In 1933, no Western Hemisphere-based commercial airline had yet attempted three-continent service and none of Europe’s big four multi-continent carriers – Imperial Airways, Aeropostale, Deutsche Lufthansa, and KLM -- could match Pan American Airways’ October 25 single-day tour de force: new routes opened on two distant continents far from the airline’s home.
In China, pilot Bill Grooch, co-pilot Robert Gast, and radioman Bill Ehmer inaugurated CNAC’s (China National Aviation Corporation) new Route Three - a sky-link running along China’s coast from Shanghai’s Lungwha Airport south to Canton. Flying in one of CNAC’s two Sikorsky S-38s (NC 16-V) as Pan American Air Ways readers learned:
“The new service links the chief centers of coastal China - Shanghai, Wenchow (Wenzhou), Foochow (Fuxhou), Amoy (Zangzhou), Swatow (Shantou), Hong Kong, and Canton (Guangzhou) - on this strategic trade route to the principal world markets of the Far East. The airway, just short of one thousand miles in length, spans the coast of China from the Yangtse Delta, at Shanghai, along the East China Sea, the Straits of Formosa and the South China Sea as far as Pearl River.” (Contemporary city names added for clarification.)

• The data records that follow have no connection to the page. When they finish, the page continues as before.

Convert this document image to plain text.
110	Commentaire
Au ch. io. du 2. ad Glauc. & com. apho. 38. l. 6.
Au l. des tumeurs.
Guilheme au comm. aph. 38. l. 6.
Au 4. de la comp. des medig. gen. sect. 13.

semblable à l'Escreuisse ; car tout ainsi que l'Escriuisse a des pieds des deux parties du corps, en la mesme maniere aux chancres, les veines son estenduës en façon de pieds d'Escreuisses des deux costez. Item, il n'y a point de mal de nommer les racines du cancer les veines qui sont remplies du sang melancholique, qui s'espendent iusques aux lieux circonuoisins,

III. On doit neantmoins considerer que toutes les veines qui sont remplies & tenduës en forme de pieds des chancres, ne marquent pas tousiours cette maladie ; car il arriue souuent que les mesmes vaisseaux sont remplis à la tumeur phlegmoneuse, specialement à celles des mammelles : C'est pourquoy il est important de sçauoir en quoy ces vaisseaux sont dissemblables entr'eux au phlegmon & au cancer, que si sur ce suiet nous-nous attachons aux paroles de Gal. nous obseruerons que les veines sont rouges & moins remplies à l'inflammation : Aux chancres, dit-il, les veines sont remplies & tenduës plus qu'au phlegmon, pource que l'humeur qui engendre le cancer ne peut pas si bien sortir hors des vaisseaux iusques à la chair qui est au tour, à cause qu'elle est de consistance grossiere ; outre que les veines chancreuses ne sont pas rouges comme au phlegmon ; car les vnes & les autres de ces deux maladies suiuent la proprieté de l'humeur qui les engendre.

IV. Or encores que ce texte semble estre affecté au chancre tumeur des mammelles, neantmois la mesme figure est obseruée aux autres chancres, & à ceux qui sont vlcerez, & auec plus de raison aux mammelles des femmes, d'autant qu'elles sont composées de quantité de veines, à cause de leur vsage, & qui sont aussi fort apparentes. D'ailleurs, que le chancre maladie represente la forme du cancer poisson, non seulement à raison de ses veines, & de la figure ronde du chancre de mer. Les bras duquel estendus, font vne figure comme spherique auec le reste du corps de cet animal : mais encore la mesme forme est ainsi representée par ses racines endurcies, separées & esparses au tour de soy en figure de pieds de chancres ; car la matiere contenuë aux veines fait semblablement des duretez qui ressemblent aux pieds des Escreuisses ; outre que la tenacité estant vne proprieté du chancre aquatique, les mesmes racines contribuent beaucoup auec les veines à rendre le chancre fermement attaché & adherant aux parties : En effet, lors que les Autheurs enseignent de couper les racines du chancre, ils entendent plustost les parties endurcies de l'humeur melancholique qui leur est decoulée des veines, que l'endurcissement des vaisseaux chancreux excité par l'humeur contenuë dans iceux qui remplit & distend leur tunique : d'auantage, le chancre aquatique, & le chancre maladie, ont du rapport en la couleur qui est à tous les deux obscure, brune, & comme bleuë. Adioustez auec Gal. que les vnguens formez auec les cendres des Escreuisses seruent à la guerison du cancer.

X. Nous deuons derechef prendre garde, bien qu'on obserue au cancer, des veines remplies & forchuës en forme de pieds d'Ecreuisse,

Meanwhile, 10,000 miles and eleven time zones east, Capt. Mike LaPorte left Belém, Brazil in another Sikorsky S-38 headed 800 miles west up the Amazon River to inaugurate Pan Am do Brasil’s Belém-Manaus airmail, airfreight, and passenger service. Carrying mail bags, a Pan Am representative, and a Brazilian State Governor, the Sikorsky took off at 6:00 am and arrived in Manaus eleven hours later following stops at Breves, Gurupá, Prainha, Santarém, Óbidos, Parintins, and Itacoatiara -- names as exotic to North American ears as those along CNAC’s Route Three. Pan Am personnel had to roll with such linguistic challenges: they had mastered Tegucigalpa in Honduras and Antofagasta in Chile, after all.
• Gene Banning, "Airlines of Pan Am Since 1927" (Paladwr Press, 2001), p. 248.